Max Frisch: Blätter aus dem Brotsack
Wie muss man gebaut sein, was muss man gelernt haben, um sich beim Schreiben über „Blätter aus dem Brotsack“ von Max Frisch, als Buch zuerst 1940 erschienen, mit so simplen Feststellungen wie „schildern den Militärdienst des Kanoniers Frisch im Tessiner Grenzgebiet“ oder „Beschreibung des Soldatenalltags“, „Darstellung des Militärs“ begnügen zu können, wie es Klaus Haberkamm und Svenja Kroh für „Kindlers Literatur Lexikon“ vollbracht haben? Zu vermuten ist, dass dafür gar keine besondere Konstitution vonnöten ist. Man muss nur ins Buch gucken und aufschreiben, was drin steht. Dem gehobenen Feuilletonisten wie dem ins biographische Fach der Literaturgeschichte schlagenden Autor fallen dagegen Fragen ein wie: „Max Frisch im Krieg. Passt das zusammen?“ Die Frage ist nicht nur unsinnig, sondern auch noch komplett falsch gestellt. Und der folgende Satz macht es nicht besser: „Auf Fotos, die ihn in Uniform zusammen mit Kameraden zeigen, passt es gut.“ Es gibt nur leider kein Foto, das Max Frisch im Krieg zeigt, keins mit Kameraden, keins ohne Kameraden, denn Frisch war nicht im Krieg. Frisch hat Militärdienst geleistet in der neutralen Schweiz, alles in allem gut 21 Monate, während in Europa und der Welt der Zweite Weltkrieg tobte.

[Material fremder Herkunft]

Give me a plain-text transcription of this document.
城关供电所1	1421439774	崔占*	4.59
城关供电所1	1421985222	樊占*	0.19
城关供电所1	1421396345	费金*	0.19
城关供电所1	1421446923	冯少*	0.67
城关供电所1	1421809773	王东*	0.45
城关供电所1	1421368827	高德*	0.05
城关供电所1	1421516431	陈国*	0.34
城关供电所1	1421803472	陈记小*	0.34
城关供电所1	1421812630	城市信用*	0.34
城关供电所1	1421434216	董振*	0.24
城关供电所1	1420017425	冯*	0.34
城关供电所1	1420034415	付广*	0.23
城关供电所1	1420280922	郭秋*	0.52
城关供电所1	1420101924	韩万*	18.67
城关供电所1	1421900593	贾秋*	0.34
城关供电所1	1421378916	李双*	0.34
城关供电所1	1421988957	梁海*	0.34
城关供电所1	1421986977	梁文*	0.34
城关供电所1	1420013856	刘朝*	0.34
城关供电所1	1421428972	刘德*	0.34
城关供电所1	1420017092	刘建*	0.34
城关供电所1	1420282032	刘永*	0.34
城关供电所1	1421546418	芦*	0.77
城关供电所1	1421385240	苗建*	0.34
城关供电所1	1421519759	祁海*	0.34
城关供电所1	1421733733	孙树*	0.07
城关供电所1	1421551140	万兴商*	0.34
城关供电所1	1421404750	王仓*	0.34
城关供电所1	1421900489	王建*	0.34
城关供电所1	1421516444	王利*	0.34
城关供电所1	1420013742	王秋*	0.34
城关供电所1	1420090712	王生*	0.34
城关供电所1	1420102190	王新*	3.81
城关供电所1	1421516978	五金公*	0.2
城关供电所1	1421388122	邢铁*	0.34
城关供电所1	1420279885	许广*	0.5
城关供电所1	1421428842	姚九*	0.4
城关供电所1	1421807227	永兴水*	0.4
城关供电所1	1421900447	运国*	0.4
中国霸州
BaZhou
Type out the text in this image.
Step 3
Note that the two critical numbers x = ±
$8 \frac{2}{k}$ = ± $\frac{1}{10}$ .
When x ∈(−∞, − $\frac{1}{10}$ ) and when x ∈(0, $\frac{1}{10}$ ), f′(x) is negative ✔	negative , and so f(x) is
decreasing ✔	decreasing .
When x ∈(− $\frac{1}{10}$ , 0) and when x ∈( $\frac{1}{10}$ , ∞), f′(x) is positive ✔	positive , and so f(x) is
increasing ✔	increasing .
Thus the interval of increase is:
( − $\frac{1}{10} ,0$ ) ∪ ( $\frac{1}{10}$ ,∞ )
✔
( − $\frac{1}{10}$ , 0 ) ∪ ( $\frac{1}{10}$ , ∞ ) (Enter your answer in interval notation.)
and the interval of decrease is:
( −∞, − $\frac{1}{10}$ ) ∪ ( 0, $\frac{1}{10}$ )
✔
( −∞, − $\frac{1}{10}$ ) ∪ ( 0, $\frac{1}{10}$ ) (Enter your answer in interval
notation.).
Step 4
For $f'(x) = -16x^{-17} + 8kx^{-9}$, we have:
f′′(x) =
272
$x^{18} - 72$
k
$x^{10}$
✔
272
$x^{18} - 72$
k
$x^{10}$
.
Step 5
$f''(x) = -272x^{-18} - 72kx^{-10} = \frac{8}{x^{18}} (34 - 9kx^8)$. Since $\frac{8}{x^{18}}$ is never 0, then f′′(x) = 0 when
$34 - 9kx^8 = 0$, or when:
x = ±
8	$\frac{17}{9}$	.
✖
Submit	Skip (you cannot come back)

Der Autor, von dem hier die Rede ist, ist nicht irgendeiner, dem man abwinkend alles nachsieht, es ist Volker Weidermann, dessen Buch „Max Frisch. Sein Leben, seine Bücher“ neben anderem einen Hang zur Überinterpretation von Fotos zeigt. Das Verfahren ist aus der Geschichte des Porträtierens unrühmlich bekannt. Es geht bis auf einen gewissen Lavater zurück, auch ein Schweizer, was hier wenig bedeuten will, der sich sogar fähig wähnte, aus Schattenrissen und Scherenschnitten ganze Persönlichkeitsdiagnosen zu formulieren. Sollte Max Frisch auf den Fotos fröhlich ausgesehen haben, heißt das so wenig, dass er den Krieg auf die leichte Schulter nahm wie umgekehrt, dass er mit suizidalen Erwägungen umging, weil sein Blick weltverloren wirkte. Nein, Max Frisch hat, wie nahezu alle männlichen Schweizer, seinen Militärdienst geleistet, erstmals 1931, das war das, was man Grundausbildung nennen müsste, und später, wenn er einberufen wurde. „Blätter aus dem Brotsack“ sind Aufzeichnungen über die erste Dienstphase unmittelbar nach Kriegsbeginn. Diese Phase endete schon Ende Oktober 1939. Weil in diesen Blättern steht, dass es einen ausdrücklichen Schreibauftrag an den Kanonier Frisch gab, werden sie immer als ein Auftragswerk verstanden.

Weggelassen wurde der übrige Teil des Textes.